Friday, October 06, 2006

A Thickly Veiled Problem

Recently, British Foreign Secretary Jack Straw made a comment about Muslim Women in England and the wearing of the veil. From the article here they quote:

Jack Straw wrote in a newspaper that a veil was "a visible statement of separation and difference" and that he was more comfortable dealing with female visitors to his local political office with their faces uncovered. (...)

Straw, leader of the House of Commons and the former foreign secretary, said he was concerned that "wearing the full veil was bound to make better, positive relations between the two communities more difficult."

Asked on Friday if he would like veils to be discarded altogether, Straw said: "Yes. It needs to be made clear I am not talking about being prescriptive but with all the caveats, yes, I would rather."

"You cannot force people where they live, that's a matter of choice and economics, but you can be concerned about the implications of separateness and I am," he told the BBC.

Straw originally wrote in the Lancashire Telegraph that he asked women to remove their veils in his constituency office. "I felt uncomfortable about talking to someone 'face to face' who I could not see," he wrote. No one had refused his request, he said.

Straw pointed out that he defended Muslims' rights to wear head scarves and that wearing a full veil "breaks no laws."

It is clear from various sources that Straw was referring to veils that cover the full face, not the more common hijab veil that covers the hair and neck.

As I read Jack Straw's comments on the veil, I don't see any bigotry in his idea. He is simply saying that when he deals with people, he prefers to deal with their face. And, furthermore, Muslim women who chose to wear the veil (no matter what be their motive) seperate themselves from the rest of society. I am highly respectful of muslim rights to religious dress, but Straw's argument was not religious... it was practical.

According to most Muslim clerics, the veil exists to shelter, seperate and protect women from the outside world. Straw is presenting the other side of that argument: that seperation has an effect on society. You can't visually seperate yourself from the rest of the world and expect everybody to understand that.

I repeat again: Muslim women have every right to veil their heads and even their faces according to religious custom. I respect that choice deeply. But, they should be neither surprised nor offended when it is hard to integrate into a society.

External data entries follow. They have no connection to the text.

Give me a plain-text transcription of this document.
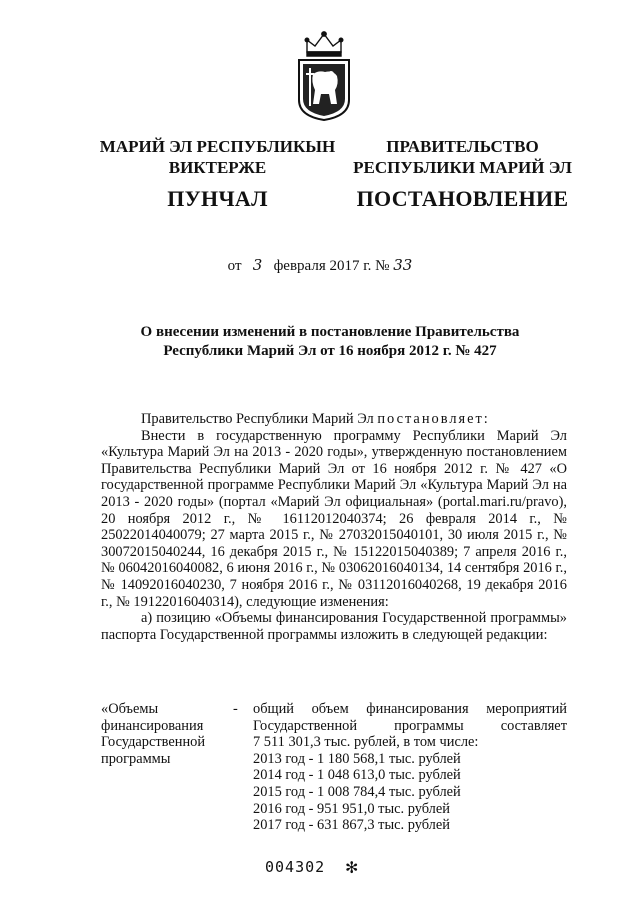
МАРИЙ ЭЛ РЕСПУБЛИКЫН
ВИКТЕРЖЕ
ПУНЧАЛ
ПРАВИТЕЛЬСТВО
РЕСПУБЛИКИ МАРИЙ ЭЛ
ПОСТАНОВЛЕНИЕ
от 3 февраля 2017 г. № 33
О внесении изменений в постановление Правительства
Республики Марий Эл от 16 ноября 2012 г. № 427

Правительство Республики Марий Эл постановляет:

Внести в государственную программу Республики Марий Эл «Культура Марий Эл на 2013 - 2020 годы», утвержденную постановлением Правительства Республики Марий Эл от 16 ноября 2012 г. № 427 «О государственной программе Республики Марий Эл «Культура Марий Эл на 2013 - 2020 годы» (портал «Марий Эл официальная» (portal.mari.ru/pravo), 20 ноября 2012 г., № 16112012040374; 26 февраля 2014 г., № 25022014040079; 27 марта 2015 г., № 27032015040101, 30 июля 2015 г., № 30072015040244, 16 декабря 2015 г., № 15122015040389; 7 апреля 2016 г., № 06042016040082, 6 июня 2016 г., № 03062016040134, 14 сентября 2016 г., № 14092016040230, 7 ноября 2016 г., № 03112016040268, 19 декабря 2016 г., № 19122016040314), следующие изменения:

а) позицию «Объемы финансирования Государственной программы» паспорта Государственной программы изложить в следующей редакции:

«Объемы
финансирования
Государственной
программы
- общий объем финансирования мероприятий
Государственной программы составляет
7 511 301,3 тыс. рублей, в том числе:
2013 год - 1 180 568,1 тыс. рублей
2014 год - 1 048 613,0 тыс. рублей
2015 год - 1 008 784,4 тыс. рублей
2016 год - 951 951,0 тыс. рублей
2017 год - 631 867,3 тыс. рублей
004302 ✻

Western society is built upon face-to-face relationships. And, a huge part of our interpersonal communication happens through body language or facial expressions. If you take those out of the occasion... a "face to face" conversation is no different than a phone call. In fact, in the case of veiled faces, it is a one-sided conversation. One can see what the other cannot.

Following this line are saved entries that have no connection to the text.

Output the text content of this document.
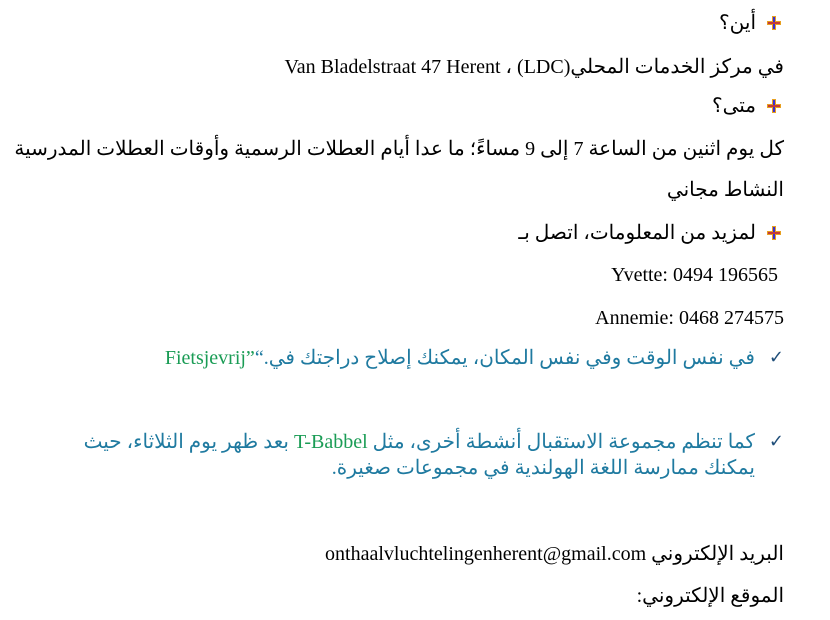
أين؟
في مركز الخدمات المحلي(LDC) ، Van Bladelstraat 47 Herent
متى؟
كل يوم اثنين من الساعة 7 إلى 9 مساءً؛ ما عدا أيام العطلات الرسمية وأوقات العطلات المدرسية
النشاط مجاني
لمزيد من المعلومات، اتصل بـ
Yvette: 0494 196565
Annemie: 0468 274575
✓
في نفس الوقت وفي نفس المكان، يمكنك إصلاح دراجتك في.“Fietsjevrij”
✓
كما تنظم مجموعة الاستقبال أنشطة أخرى، مثل T-Babbel بعد ظهر يوم الثلاثاء، حيث يمكنك ممارسة اللغة الهولندية في مجموعات صغيرة.
البريد الإلكتروني onthaalvluchtelingenherent@gmail.com
الموقع الإلكتروني:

The basis of Straw's comment was that when veiled Muslim women come to his constituency office to meet with him, he asks them to remove the veil (always making sure there is a female staff member present). And, according to his comments, he has not yet had a women refuse. For any effective interaction, both sides must be comfortable with the relationship. Communication must start on EQUAL grounds.

There is much political hoopla in England right now over this statement. But, I truly see nothing bigoted in what he said. It is true that Muslim women who choose to veil their faces have a more difficult time integrating into society. And, to be honest, maybe they do not want to fully integrate. But, they cannot assert that the barrier they create must only be understood on their terms.

We live in a world of relationships. And, while I respect DEEPLY women who choose to wear full veils, I also agree with Mr. Straw. The veil is a barrier that works both ways. Especially in private meetings where complete understanding is paramount: I want to see a face.

That is all.


1 comment:

Nectar said...


I'm a little surprised that there are some who wear a full veil and yet go out of the home not accompanied by a male family member.